Jungle love

Ben Kingsley in <i>Sexy Beast</i>: Have scenery, will chew.

Ben Kingsley in Sexy Beast: Have scenery, will chew.

Rated 2.0

Sexy Beast is a criminal affair to be remembered more for its intoxicating visual vigor and one blowtorch performance than for its character arcs, caper thrills or revelatory surprises. Director Jonathan Glazer has galvanized the British crime story that Guy Ritchie (Snatch) recently bludgeoned nearly to death, but in turn brings more icing than cake to the party. He has turned the profane, volcanic courtship of a retired career criminal and a former associate—all for one proverbial last heist—into a vacuous neon-noir nightmare.

Glazer uses his commercial savvy (award-winning Guinness ads) and music video chops (Radiohead, Massive Attack, Jamiroquai) to gnaw subversively at the gangster genre. He saturates the film with electric Miami Vice colors, fantasy (a tall Planet of the Rabbits-like creature makes several appearances) and adrenal rock (including the Stranglers’ “Peaches”). He certainly has an eye for luscious and stunning images, but all that flash and sheen merely camouflages rather than overcomes several weaknesses in Louis Mellis and David Scinto’s script.

Gal Dove (Ray Winstone) has left “gray, grimy, sooty” England for the tan-friendly Costa del Sol of Spain. He shares his hillside villa with wife Deedee (Amanda Redman), goofs off poolside with a local houseboy (Alvaro Monje) and fires up the barbie to feed neighboring crony Aitch (Cavan Kendall, a sort of East End Jerry Orbach) and his wife Jackie (Julianne White).

Living is easy for these Cockney Sopranos-like couples, until a phone call arrives from thug Don Logan (Ben Kingsley). The message severely darkens a night on the town for our quartet. When Logan arrives we immediately discover why. Logan is a crass, expletive-spewing, corrosive manipulator who wants Gal to return to England for a bank robbery and will not take “no” for an answer. A battle of wills and a subsequent heist ensue. Both are deeply flawed.
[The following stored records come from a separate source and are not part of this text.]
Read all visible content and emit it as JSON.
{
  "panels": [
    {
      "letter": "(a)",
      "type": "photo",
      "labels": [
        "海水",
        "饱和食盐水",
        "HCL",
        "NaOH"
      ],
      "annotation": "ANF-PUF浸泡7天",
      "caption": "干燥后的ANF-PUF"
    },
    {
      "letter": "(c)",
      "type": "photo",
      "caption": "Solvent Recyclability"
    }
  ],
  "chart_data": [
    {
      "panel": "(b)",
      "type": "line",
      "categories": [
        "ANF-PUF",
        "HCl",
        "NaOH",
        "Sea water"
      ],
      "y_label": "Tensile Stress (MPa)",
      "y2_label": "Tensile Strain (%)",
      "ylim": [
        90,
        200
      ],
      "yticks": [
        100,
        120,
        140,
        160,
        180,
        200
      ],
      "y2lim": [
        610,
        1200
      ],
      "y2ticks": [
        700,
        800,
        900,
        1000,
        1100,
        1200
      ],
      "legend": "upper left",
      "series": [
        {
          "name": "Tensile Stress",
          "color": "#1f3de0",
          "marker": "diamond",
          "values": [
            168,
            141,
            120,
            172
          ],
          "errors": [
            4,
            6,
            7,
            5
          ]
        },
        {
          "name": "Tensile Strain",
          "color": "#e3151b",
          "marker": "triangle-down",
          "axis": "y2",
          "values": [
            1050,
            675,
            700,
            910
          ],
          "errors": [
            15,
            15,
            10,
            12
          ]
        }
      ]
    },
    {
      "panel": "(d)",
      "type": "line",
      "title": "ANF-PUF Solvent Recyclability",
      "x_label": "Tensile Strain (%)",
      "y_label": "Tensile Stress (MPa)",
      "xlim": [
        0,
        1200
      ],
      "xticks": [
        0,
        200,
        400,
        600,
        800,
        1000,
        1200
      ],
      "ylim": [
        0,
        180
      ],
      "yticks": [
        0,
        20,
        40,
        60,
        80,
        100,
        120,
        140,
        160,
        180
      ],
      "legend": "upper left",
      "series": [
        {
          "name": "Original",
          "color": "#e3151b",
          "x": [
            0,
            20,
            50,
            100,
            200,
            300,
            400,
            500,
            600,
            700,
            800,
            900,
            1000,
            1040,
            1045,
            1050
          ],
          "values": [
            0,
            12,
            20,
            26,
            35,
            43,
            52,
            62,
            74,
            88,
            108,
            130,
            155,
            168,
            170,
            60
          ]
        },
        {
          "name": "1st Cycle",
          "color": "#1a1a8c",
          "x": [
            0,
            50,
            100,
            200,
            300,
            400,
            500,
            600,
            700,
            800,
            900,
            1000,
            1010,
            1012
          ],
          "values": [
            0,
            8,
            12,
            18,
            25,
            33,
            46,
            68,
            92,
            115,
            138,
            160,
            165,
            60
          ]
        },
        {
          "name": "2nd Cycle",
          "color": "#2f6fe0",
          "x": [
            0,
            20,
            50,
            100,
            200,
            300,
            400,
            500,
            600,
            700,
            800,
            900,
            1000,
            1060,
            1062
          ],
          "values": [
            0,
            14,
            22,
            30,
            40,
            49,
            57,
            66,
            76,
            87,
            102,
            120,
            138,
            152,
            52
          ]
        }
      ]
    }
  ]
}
Gal and Aitch have criminal backgrounds that are kept vague except for the mention of Gal’s nine-year imprisonment. These guys are not reformed, they are just retired. The reason HBO’s Tony Soprano is so beguiling is that we are privy to the details and contractions in his life. Here none exist. When Logan begins his bullying and cajoling, I found no reason to invest in either characters or situations. Crooks badgering crooks is just as inherently interesting in a film as preachers preaching to the choir. There’s no dramatic hook.
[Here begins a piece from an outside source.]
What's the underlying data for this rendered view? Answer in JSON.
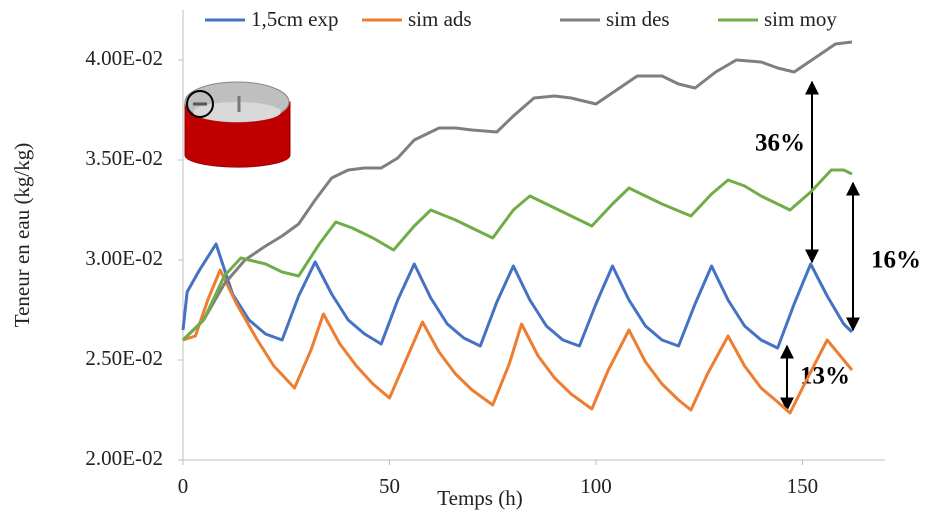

The film does establish a credible love between Gal and Deedee. But this bit of humanism amongst all the muck is blunted by a continuing stream of sensationalism and Gal’s lack of action as Logan runs amok. Deedee’s porno star past surfaces (her 16mm films are legendary, according to motor-mouth Logan). Jackie’s stint as orgy participant is shown in a flashback. Logan brags of Jackie once using a strategically placed finger to make him nearly jump through the ceiling during sex and his London crime boss (Ian McShane) has an ambiguous sexual tryst with a wealthy banker (James Fox).

Then there’s the heist itself. Logan has ranted about the robbery being a sort of Thomas Crown swindle that requires Gal’s sole expertise. The robbery turns out to be a vividly photographed but rather mundane event that involves more digging, hauling and swimming than any unique, finely honed criminal skill.

Winstone (Nil by Mouth, The War Zone) is excellent as the ex-con who wears a tight mustard-yellow swimsuit and cools his testicles with ice while sunbathing. The supporting cast is also commendable, but it’s Kingsley as Geek Reaper who chews up the scenery. Bald and with starchy posture, he snips at questions like a teething puppy, flings himself into rabid tirades and tantrums, urinates on Gal’s carpet and generally reeks of decadence. He takes on such strong animal characteristics that I expected him to begin licking his own balls before the final credits rolled. When he attacks Gal in bed and spits: “I won’t let you be happy,” I believed him. But I didn’t feel compelled to stick around and see it happen.